For a long time, I’ve wanted to try Polaroid. I should say “again”; I’m sure that I must have used a polaroid as a kid. Thanks to LoFiCo, I now have one. A basic rainbow-emblazoned point and shoot SX-70.
As I recall, the Polaroid my parents had was the classic OneStep 1000. With it’s mate, a box brownie, in a special cupboard on top of the shoebox with all the important papers. The sound of the Polaroid as it spits out a photo is exactly as I remember it, even if the film is different. The sound reminds me of the smell of those two cameras, and the cupboard with all the important stuff.
If you are reading this blog, then I assume you know that Polaroid instant film is no more. In recent years some ex-employess nabbed some of the Polaroid factory equipment on its way to the scrapyard, got some financial backing and, as the Impossible Project are rediscovering instant film chemistry. Yes, you can buy Polaroid film again, for several different types of Polaroid camera. But it’s not quite the same:
Don’t think I’m selling the film short by showing such a curious image. You can achieve something quite close to “normal” results, especially with their Silve Shade monochrome. But surprises abound, which is something I like a lot.
The prints also evolve. I like to scan them a few minutes after they emerge, when they are still more caterpillar than butterfly. And then, a day or so later, For instance:
This shot was taken with the Impossible PX70. It comes in a few varieties, and this is the default version. It tended to overexpose for me, even with the exposure dial turned to its darkest setting. Others have had different experiences. These cameras are aging, and maybe not all the shutters are firing correctly.
I love the missing section at the top. This seems too be unusual, but I struck it quite a few times, and have seen it occasionally in others’ work.

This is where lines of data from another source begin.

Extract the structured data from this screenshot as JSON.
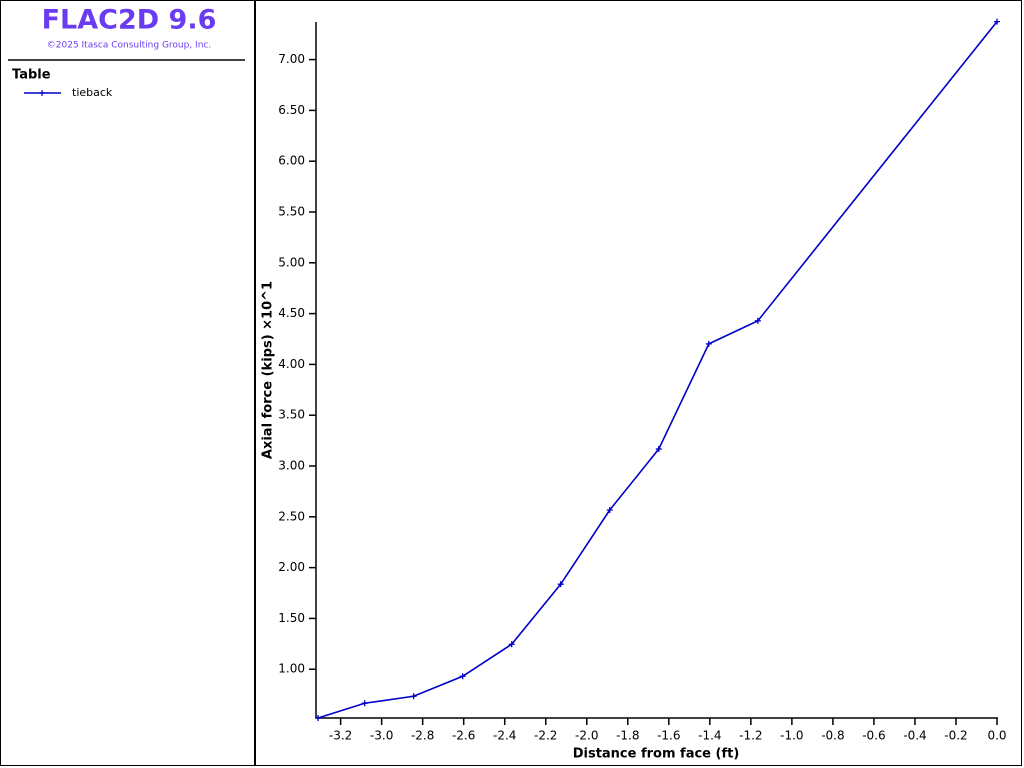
{
  "app": {
    "title": "FLAC2D 9.6",
    "copyright": "©2025 Itasca Consulting Group, Inc."
  },
  "legend": {
    "heading": "Table"
  },
  "chart_data": {
    "type": "line",
    "xlabel": "Distance from face (ft)",
    "ylabel": "Axial force (kips) ×10^1",
    "x": [
      -3.31,
      -3.083,
      -2.844,
      -2.605,
      -2.366,
      -2.127,
      -1.888,
      -1.649,
      -1.405,
      -1.166,
      0.0
    ],
    "series": [
      {
        "name": "tieback",
        "color": "#0000c8",
        "values": [
          0.52,
          0.665,
          0.734,
          0.931,
          1.246,
          1.837,
          2.567,
          3.167,
          4.202,
          4.429,
          7.374
        ]
      }
    ],
    "xlim": [
      -3.32,
      0.0
    ],
    "ylim": [
      0.52,
      7.37
    ],
    "xticks": [
      {
        "value": -3.2,
        "label": "-3.2"
      },
      {
        "value": -3.0,
        "label": "-3.0"
      },
      {
        "value": -2.8,
        "label": "-2.8"
      },
      {
        "value": -2.6,
        "label": "-2.6"
      },
      {
        "value": -2.4,
        "label": "-2.4"
      },
      {
        "value": -2.2,
        "label": "-2.2"
      },
      {
        "value": -2.0,
        "label": "-2.0"
      },
      {
        "value": -1.8,
        "label": "-1.8"
      },
      {
        "value": -1.6,
        "label": "-1.6"
      },
      {
        "value": -1.4,
        "label": "-1.4"
      },
      {
        "value": -1.2,
        "label": "-1.2"
      },
      {
        "value": -1.0,
        "label": "-1.0"
      },
      {
        "value": -0.8,
        "label": "-0.8"
      },
      {
        "value": -0.6,
        "label": "-0.6"
      },
      {
        "value": -0.4,
        "label": "-0.4"
      },
      {
        "value": -0.2,
        "label": "-0.2"
      },
      {
        "value": 0.0,
        "label": "0.0"
      }
    ],
    "yticks": [
      {
        "value": 1.0,
        "label": "1.00"
      },
      {
        "value": 1.5,
        "label": "1.50"
      },
      {
        "value": 2.0,
        "label": "2.00"
      },
      {
        "value": 2.5,
        "label": "2.50"
      },
      {
        "value": 3.0,
        "label": "3.00"
      },
      {
        "value": 3.5,
        "label": "3.50"
      },
      {
        "value": 4.0,
        "label": "4.00"
      },
      {
        "value": 4.5,
        "label": "4.50"
      },
      {
        "value": 5.0,
        "label": "5.00"
      },
      {
        "value": 5.5,
        "label": "5.50"
      },
      {
        "value": 6.0,
        "label": "6.00"
      },
      {
        "value": 6.5,
        "label": "6.50"
      },
      {
        "value": 7.0,
        "label": "7.00"
      }
    ]
  }
}
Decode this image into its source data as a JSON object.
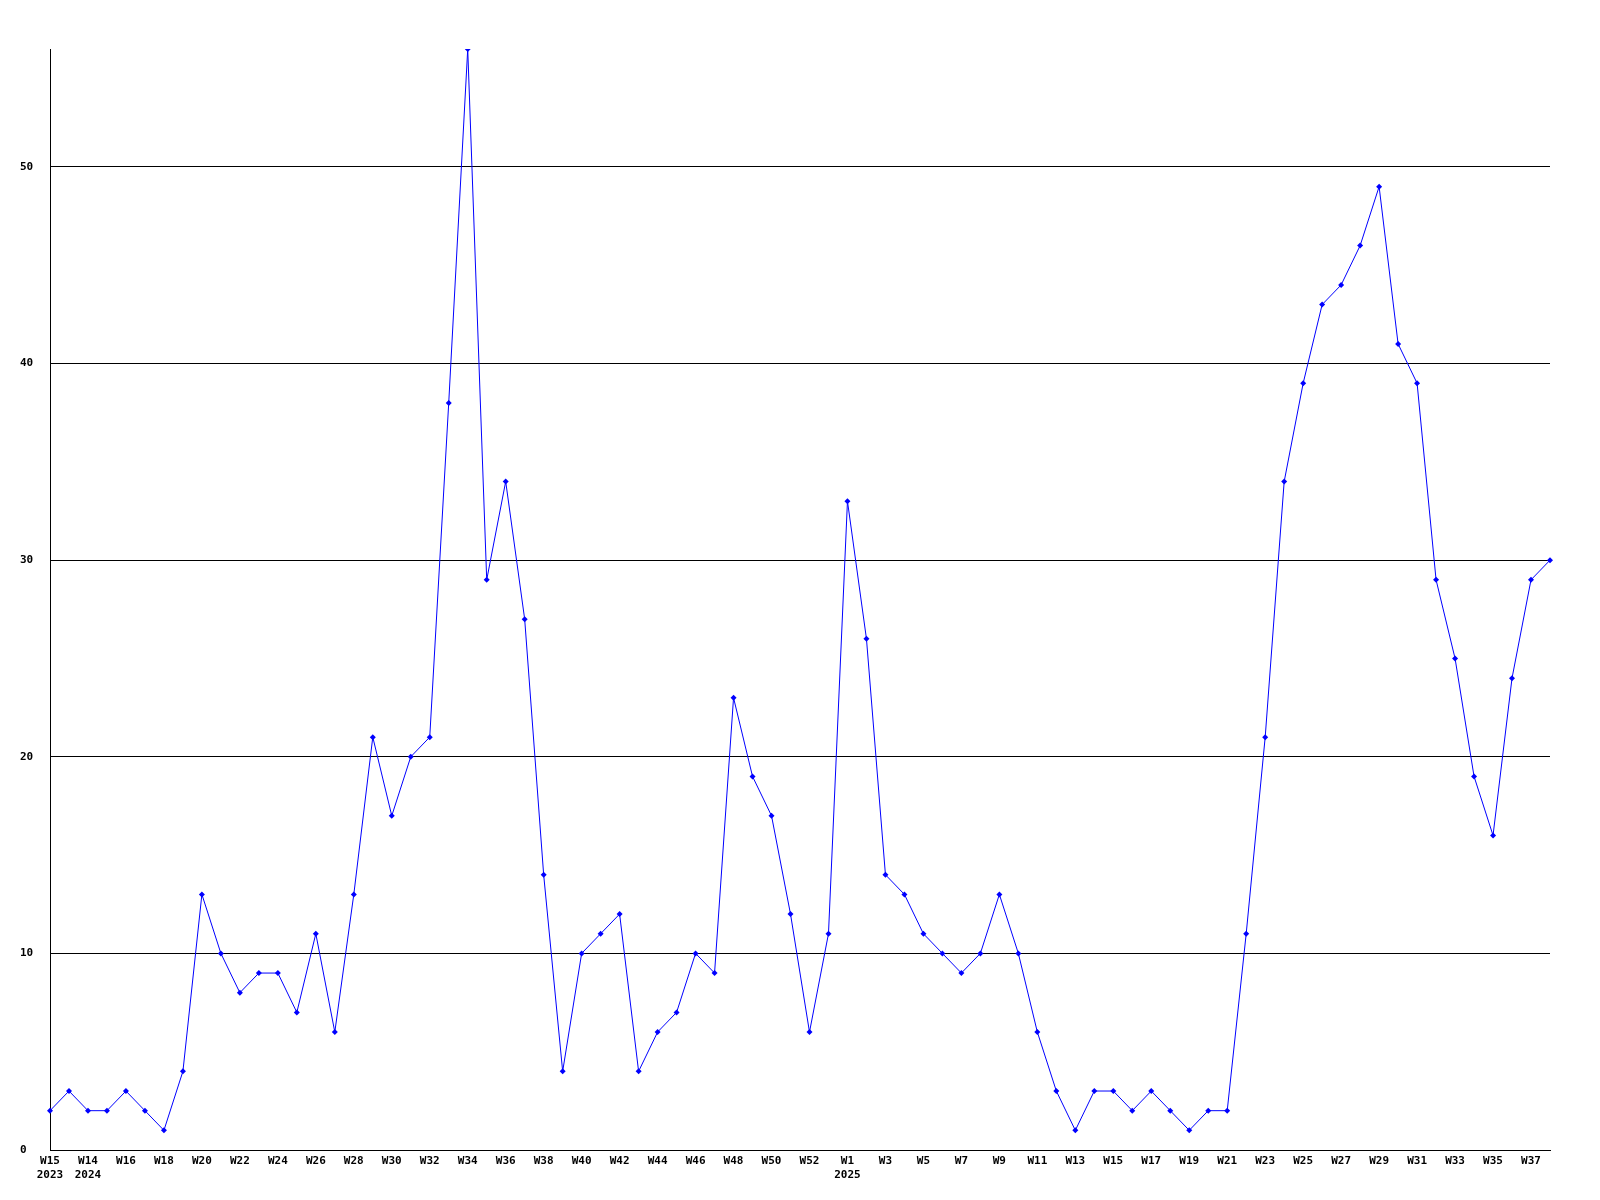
{
  "chart_data": {
    "type": "line",
    "categories": [
      "W15\n2023",
      null,
      "W14\n2024",
      null,
      "W16",
      null,
      "W18",
      null,
      "W20",
      null,
      "W22",
      null,
      "W24",
      null,
      "W26",
      null,
      "W28",
      null,
      "W30",
      null,
      "W32",
      null,
      "W34",
      null,
      "W36",
      null,
      "W38",
      null,
      "W40",
      null,
      "W42",
      null,
      "W44",
      null,
      "W46",
      null,
      "W48",
      null,
      "W50",
      null,
      "W52",
      null,
      "W1\n2025",
      null,
      "W3",
      null,
      "W5",
      null,
      "W7",
      null,
      "W9",
      null,
      "W11",
      null,
      "W13",
      null,
      "W15",
      null,
      "W17",
      null,
      "W19",
      null,
      "W21",
      null,
      "W23",
      null,
      "W25",
      null,
      "W27",
      null,
      "W29",
      null,
      "W31",
      null,
      "W33",
      null,
      "W35",
      null,
      "W37",
      null
    ],
    "values": [
      2,
      3,
      2,
      2,
      3,
      2,
      1,
      4,
      13,
      10,
      8,
      9,
      9,
      7,
      11,
      6,
      13,
      21,
      17,
      20,
      21,
      38,
      56,
      29,
      34,
      27,
      14,
      4,
      10,
      11,
      12,
      4,
      6,
      7,
      10,
      9,
      23,
      19,
      17,
      12,
      6,
      11,
      33,
      26,
      14,
      13,
      11,
      10,
      9,
      10,
      13,
      10,
      6,
      3,
      1,
      3,
      3,
      2,
      3,
      2,
      1,
      2,
      2,
      11,
      21,
      34,
      39,
      43,
      44,
      46,
      49,
      41,
      39,
      29,
      25,
      19,
      16,
      24,
      29,
      30
    ],
    "color": "#0000ff",
    "ylim": [
      0,
      56
    ],
    "yticks": [
      0,
      10,
      20,
      30,
      40,
      50
    ],
    "grid": "y",
    "marker": "diamond",
    "line_style": "solid"
  }
}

The WHIRR of the polaroid is so pronounced because the film is run through tight rollers as it ejects. This squeezes liquid developing chemicals out of the pod built in to the bottom border 0 that’s why the bottom border is larger. I cn only assume that the liquid hasn’t reached the top of the emulsion. It may be that the camera does not have enough umph. Or it could be that the emulsion iis missing. Either way, it’s another level of randomenss to spice the composition up.
I’ve experineced my best results wity the PUSH version of the PX-70 film:
See, it’s nearly normal, but not quite! If we use film in this day and age, then isn’t it better to use film that will have a mind of its own, and show us its character? I think it is.
One of the reasons I was always keen to try the new Polaroid film was the dreamy look of the PX-100 Silvre Shade film. I was not disappointed:
By now I think you can tell that I like this stuff. But you should be aware that it is expenive and fussy, and there is a steep learning curve. But it is fun to the point of being addictive.
I’d like to hear what your experiences are wiith the new Polaroid film – or the old stuff. Please continue this discussion, and paste links to your own polaroid work. Do you have any tips? I have a few to share in a future post
I have seven shots left.
(Impossible Project – are you listening. I’m always happy to review your latest batches of film!)